Does crop insurance cover hay quality loss as well as yield loss?+
Standard federal crop insurance programs for hay and forage cover yield loss — a reduction in the quantity of hay produced below the coverage trigger — not quality loss. A season where hay yield is normal but quality is poor (low RFV, high ADF from late cutting due to weather delay) is generally not a covered loss under APH or PRF insurance. WFRP (Whole-Farm Revenue Protection) can indirectly capture quality-related revenue loss because it measures actual revenue — if poor-quality hay sells at a lower price per ton, that reduced revenue may contribute to a WFRP indemnity if total farm revenue falls below the elected coverage level. For operations where quality premium represents a significant portion of hay revenue (export-grade timothy, premium horse hay markets), WFRP may provide more relevant protection than yield-only programs for weather events that damage quality without dramatically reducing tonnage.

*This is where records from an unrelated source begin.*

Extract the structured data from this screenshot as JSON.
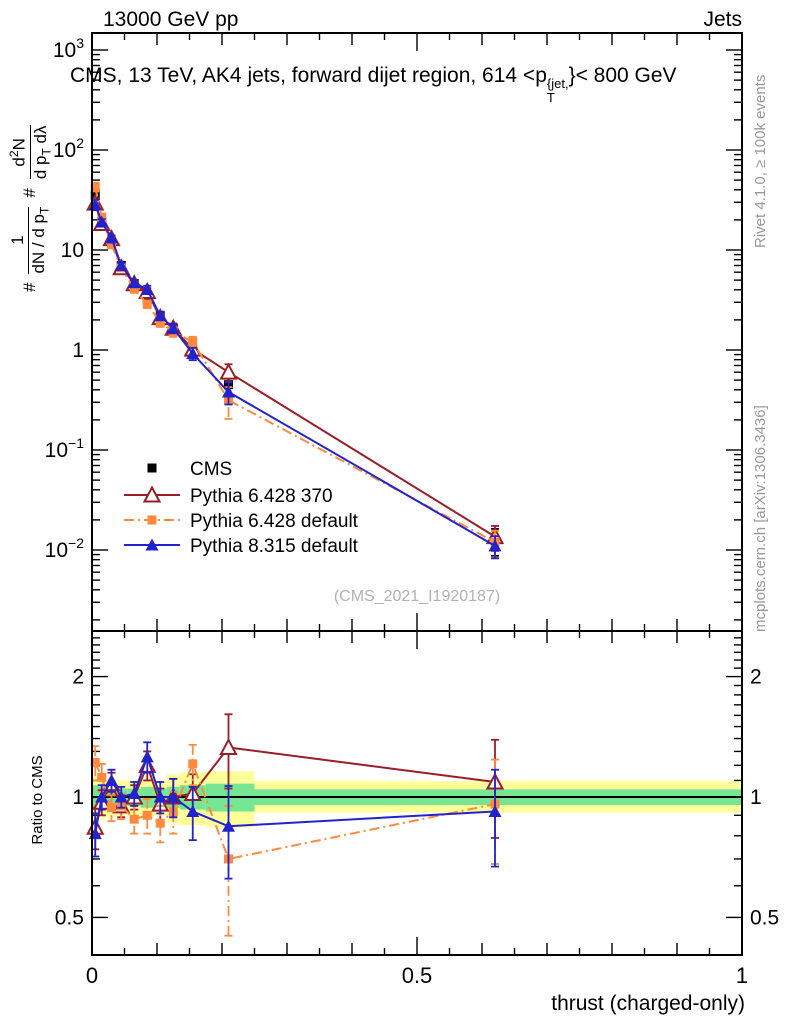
{
  "titles": {
    "top_left": "13000 GeV pp",
    "top_right": "Jets",
    "watermark": "(CMS_2021_I1920187)",
    "side_top": "Rivet 4.1.0, ≥ 100k events",
    "side_bottom": "mcplots.cern.ch [arXiv:1306.3436]"
  },
  "inner_title": {
    "prefix": "CMS, 13 TeV, AK4 jets, forward dijet region, 614 <p",
    "sup": "{jet,",
    "sub": "T",
    "suffix": "}< 800 GeV"
  },
  "ylabel": {
    "hash1": "#",
    "num1": "1",
    "den1_main": "dN / d p",
    "den1_sub": "T",
    "hash2": "#",
    "num2_pre": "d",
    "num2_sup": "2",
    "num2_post": "N",
    "den2_main": "d p",
    "den2_sub": "T",
    "den2_post": " dλ"
  },
  "legend": {
    "cms": "CMS"
  },
  "colors": {
    "cms": "#000000",
    "p6_370": "#9a1e28",
    "p6_def": "#ff8a3d",
    "p8_def": "#2323cc",
    "band_yellow": "#ffff99",
    "band_green": "#77e692",
    "gray_text": "#999999",
    "watermark": "#b2b2b2"
  },
  "chart_data": {
    "type": "line",
    "xlabel": "thrust (charged-only)",
    "xlim": [
      0,
      1
    ],
    "xticks": [
      {
        "v": 0,
        "label": "0"
      },
      {
        "v": 0.5,
        "label": "0.5"
      },
      {
        "v": 1,
        "label": "1"
      }
    ],
    "top_panel": {
      "ylog": true,
      "ylim": [
        0.0016,
        1480
      ],
      "yticks": [
        {
          "v": 1000,
          "label": "10^3"
        },
        {
          "v": 100,
          "label": "10^2"
        },
        {
          "v": 10,
          "label": "10"
        },
        {
          "v": 1,
          "label": "1"
        },
        {
          "v": 0.1,
          "label": "10^−1"
        },
        {
          "v": 0.01,
          "label": "10^−2"
        }
      ],
      "x": [
        0.005,
        0.015,
        0.03,
        0.045,
        0.065,
        0.085,
        0.105,
        0.125,
        0.155,
        0.21,
        0.62
      ],
      "cms": {
        "label": "CMS",
        "values": [
          35,
          19,
          12,
          7,
          4.6,
          3.2,
          2.2,
          1.65,
          1.0,
          0.45,
          0.0125
        ],
        "rel_err": [
          0.2,
          0.12,
          0.1,
          0.09,
          0.09,
          0.09,
          0.1,
          0.11,
          0.13,
          0.28,
          0.3
        ]
      },
      "series": [
        {
          "name": "Pythia 6.428 370",
          "color_key": "p6_370",
          "line": "solid",
          "marker": "triangle-open",
          "values": [
            29.4,
            18.4,
            13.0,
            6.65,
            4.6,
            3.85,
            2.11,
            1.65,
            1.02,
            0.6,
            0.0136
          ],
          "rel_err": [
            0.12,
            0.07,
            0.06,
            0.06,
            0.07,
            0.08,
            0.09,
            0.11,
            0.12,
            0.2,
            0.28
          ]
        },
        {
          "name": "Pythia 6.428 default",
          "color_key": "p6_def",
          "line": "dashdot",
          "marker": "square-filled",
          "values": [
            42.7,
            21.3,
            11.3,
            6.65,
            4.05,
            2.88,
            1.89,
            1.52,
            1.21,
            0.315,
            0.012
          ],
          "rel_err": [
            0.1,
            0.08,
            0.07,
            0.07,
            0.07,
            0.09,
            0.1,
            0.11,
            0.12,
            0.35,
            0.3
          ]
        },
        {
          "name": "Pythia 8.315 default",
          "color_key": "p8_def",
          "line": "solid",
          "marker": "triangle-filled",
          "values": [
            28.4,
            19.0,
            13.2,
            7.0,
            4.7,
            4.03,
            2.2,
            1.65,
            0.92,
            0.38,
            0.011
          ],
          "rel_err": [
            0.12,
            0.07,
            0.06,
            0.06,
            0.07,
            0.09,
            0.09,
            0.11,
            0.14,
            0.25,
            0.25
          ]
        }
      ]
    },
    "ratio_panel": {
      "ylabel": "Ratio to CMS",
      "ylog": true,
      "ylim": [
        0.4,
        2.57
      ],
      "yticks": [
        {
          "v": 0.5,
          "label": "0.5"
        },
        {
          "v": 1,
          "label": "1"
        },
        {
          "v": 2,
          "label": "2"
        }
      ],
      "ratios": [
        {
          "name": "Pythia 6.428 370",
          "values": [
            0.84,
            0.97,
            1.08,
            0.95,
            1.0,
            1.2,
            0.96,
            1.0,
            1.02,
            1.33,
            1.09
          ],
          "err": [
            0.1,
            0.07,
            0.07,
            0.06,
            0.07,
            0.1,
            0.09,
            0.11,
            0.12,
            0.28,
            0.3
          ]
        },
        {
          "name": "Pythia 6.428 default",
          "values": [
            1.22,
            1.12,
            0.94,
            0.95,
            0.88,
            0.9,
            0.86,
            0.92,
            1.21,
            0.7,
            0.96
          ],
          "err": [
            0.12,
            0.09,
            0.07,
            0.07,
            0.07,
            0.09,
            0.09,
            0.11,
            0.14,
            0.25,
            0.28
          ]
        },
        {
          "name": "Pythia 8.315 default",
          "values": [
            0.81,
            1.0,
            1.1,
            1.0,
            1.02,
            1.26,
            1.0,
            1.0,
            0.92,
            0.845,
            0.92
          ],
          "err": [
            0.1,
            0.07,
            0.07,
            0.06,
            0.07,
            0.11,
            0.09,
            0.11,
            0.14,
            0.22,
            0.25
          ]
        }
      ],
      "bands": [
        {
          "x0": 0,
          "x1": 0.01,
          "green": [
            0.93,
            1.07
          ],
          "yellow": [
            0.87,
            1.13
          ]
        },
        {
          "x0": 0.01,
          "x1": 0.02,
          "green": [
            0.94,
            1.06
          ],
          "yellow": [
            0.88,
            1.12
          ]
        },
        {
          "x0": 0.02,
          "x1": 0.0375,
          "green": [
            0.94,
            1.06
          ],
          "yellow": [
            0.89,
            1.11
          ]
        },
        {
          "x0": 0.0375,
          "x1": 0.055,
          "green": [
            0.95,
            1.05
          ],
          "yellow": [
            0.9,
            1.1
          ]
        },
        {
          "x0": 0.055,
          "x1": 0.075,
          "green": [
            0.95,
            1.05
          ],
          "yellow": [
            0.9,
            1.1
          ]
        },
        {
          "x0": 0.075,
          "x1": 0.095,
          "green": [
            0.94,
            1.06
          ],
          "yellow": [
            0.89,
            1.11
          ]
        },
        {
          "x0": 0.095,
          "x1": 0.115,
          "green": [
            0.95,
            1.05
          ],
          "yellow": [
            0.9,
            1.1
          ]
        },
        {
          "x0": 0.115,
          "x1": 0.135,
          "green": [
            0.94,
            1.06
          ],
          "yellow": [
            0.86,
            1.14
          ]
        },
        {
          "x0": 0.135,
          "x1": 0.175,
          "green": [
            0.93,
            1.07
          ],
          "yellow": [
            0.85,
            1.15
          ]
        },
        {
          "x0": 0.175,
          "x1": 0.25,
          "green": [
            0.92,
            1.08
          ],
          "yellow": [
            0.84,
            1.16
          ]
        },
        {
          "x0": 0.25,
          "x1": 1.0,
          "green": [
            0.955,
            1.045
          ],
          "yellow": [
            0.915,
            1.095
          ]
        }
      ]
    }
  }
}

Can I carry both PRF and APH insurance on the same hay acres?+
In general, you cannot insure the same acres under both PRF and APH for the same crop in the same year — RMA prohibits stacking two yield/production insurance programs on the same crop acreage to prevent double indemnity. However, you can potentially carry PRF on your native pasture or rangeland acres and APH on your planted hay crop acres, as these are different land uses and different covered crops. The specific combination rules depend on your state and county. A USDA-approved crop insurance agent can confirm which program combinations are permissible in your county and calculate the combined premium and expected indemnity for the combination most appropriate for your operation’s risk profile.
What is the LFP program and who is eligible?+
The Livestock Forage Disaster Program (LFP) is a USDA Farm Service Agency non-insurance disaster assistance program that provides payments to livestock producers who suffer grazing losses due to drought or wildfire. It is not a crop insurance product — there are no premiums, and it is funded annually by Congress. Eligible producers must: have eligible livestock (beef cattle, dairy cattle, sheep, goats, horses, bison, swine, or poultry in grazing situations) and have grazing acres in a county designated as D2-severe drought or worse by the U.S. Drought Monitor for at least 8 weeks during the normal grazing season. Payment is calculated based on livestock type, number of months of grazing loss, and NRCS grazing rate for the county. LFP can be a meaningful supplement to PRF in drought years — PRF triggers on the rainfall index, while LFP triggers on the official drought designation, and the two programs may both pay in severe drought years covering both the forage production cost and the livestock grazing cost.
Is hay stored in a barn covered by crop insurance?+
Federal crop insurance programs (PRF, APH) cover yield losses at the production stage — they do not cover stored hay destroyed by fire, flood, or other post-harvest events. Stored hay losses are covered under farm property insurance (a separate farm owners or farm liability policy), not crop insurance. If a barn fire destroys your entire hay inventory, the crop insurance indemnity for that crop year may already have been settled (or declined, if yield was adequate), and the stored hay value is a property insurance claim. Many farm property insurance policies include stored hay and other farm commodities as covered property — confirm your stored hay coverage level and exclusions with your farm property insurer annually, as coverage limits may not have kept pace with current hay market values and inventory levels.